As above, *******My main “aim” is not to disassemble the whole 7x7. 

_I just want to take out enough pieces (MINIMAL number of pieces - Maybe 1 row of edge pieces or something) – with a “big enough” hole to 
pour out that “loose piece”…be it a washer or broken small part or screw etc.... And then assemble back the pieces.
Believe it will work fine as originally, now with the rattling sound, it turns and works fine ..._some help ?

Any advice for this method ?

Thanking in advance.


----------



## applemobile (Feb 6, 2013)

If it works fine just don't touch it. It's a gift for someone else, so let it be their problem.


----------



## Kattenvriendin (Feb 6, 2013)

How did you pay it? I mean if it is paid for with Paypal then you can start something there within 45 days after payment.

I would not take off a layer and then tilt the cube, you risk pieces falling out and having to reassemble after all. Besides.. the cube is 7 layers deep.. so.. even if you took off all 6 sides one layer, you might not even find the cause.

Also.. maybe it is set a bit loose? That could also simply be it. Then you'd have to tighten the tensions a wee bit. I'd start with 1/4 to 1/5 of a turn of each screw (that way you know how much you adjusted and can turn it back) and see if that gets rid of the rattling.


----------



## Adrianna (Feb 6, 2013)

applemobile: Yes, its a gift for some one, but kind of "bad" to give a cube that has "sound" rattling in it ....

Katten: its a different kind of chinese website style. pay $ first, then get goods. so we do not bother to go down that route but to 
try solve the "loose piece" issue. Appreciate your advice, but I don't think its the tension or turn of screw problem.

Its more like that thing is already totally dropped off, and moving around and rattling if the cube is shaken. ......
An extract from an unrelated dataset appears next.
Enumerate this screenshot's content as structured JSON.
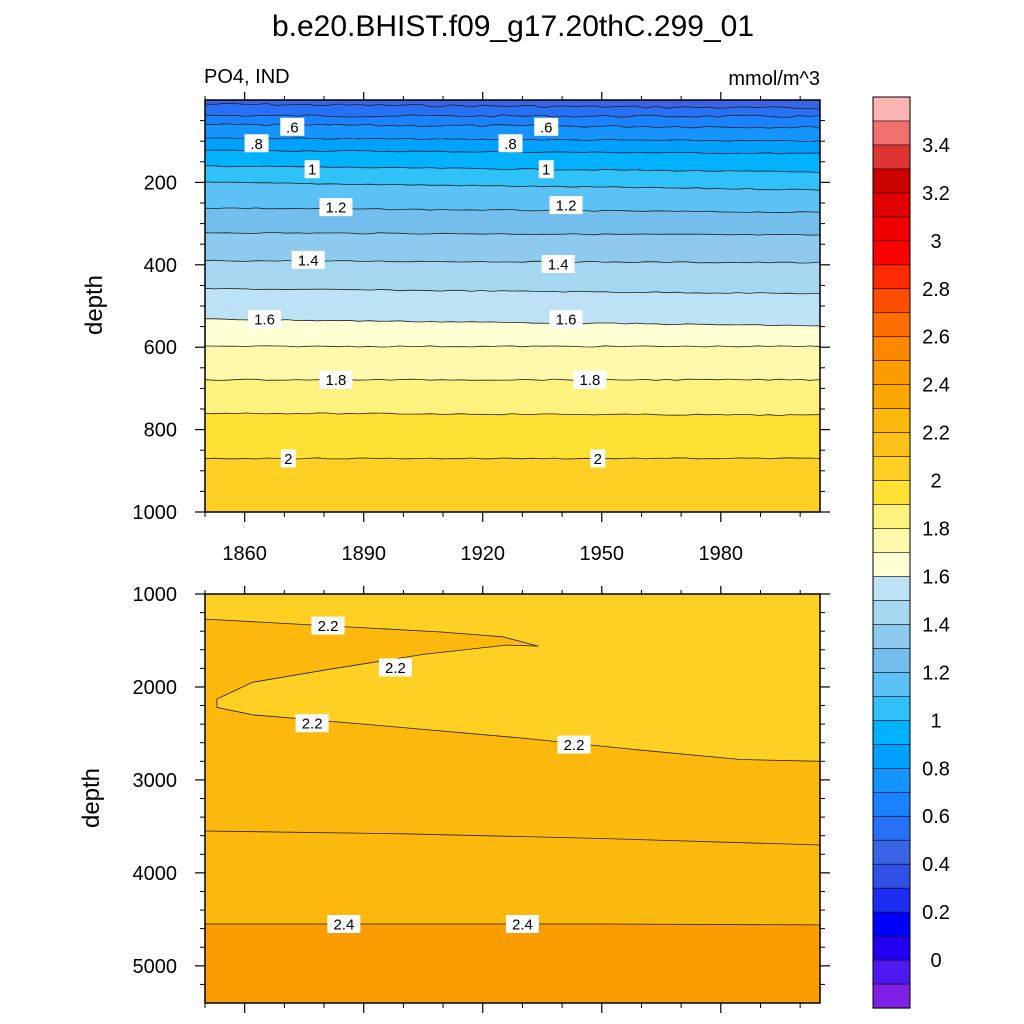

I was not thinking of taking off whole layer... thought of just removing the whole row of edge pieces and hopefully that loose piece drop out when tilt the cube. haha.


----------



## Kattenvriendin (Feb 6, 2013)

Well that is normal. I always pay $ first and then get the cube 

The edge pieces is simple enough yes, you can try that easily.


----------



## Adrianna (Feb 8, 2013)

Thankks Katten

Anyone else got any advice ? (pls see my query on page 1)
Thank yoU


----------



## dinodev8789 (Mar 4, 2015)

*your problem*



Adrianna said:


> Hi there, I am Adrianna and I am new to forum and I am from Malaysia.
> 
> I just receive my Shengshou 7x7 that I bought online from China.
> 
> ...




this isent a problem my one does the same things and its because inside some of the conner peaces for some reason the are spear center caps. and that is what you hear when you shake it


----------



## Rocky0701 (Mar 4, 2015)

dinodev8789 said:


> *T*his *isn't* a problem*.* *Mine* does the same *thing* and it*'*s because inside some of the *corner* *pieces* for some reason are spear center caps. *T*hat is what you hear when you shake it*.*


FTFY. Look at the date of the post before yours.

Anyway, welcome to the forums, but please don't write like you're texting, also don't bump threads such as this.


----------



## Ordway Persyn (Mar 6, 2015)

one of the wing edges on my ss 7x7 does that to, there must be something inside.
I am very curios about whats in there.


----------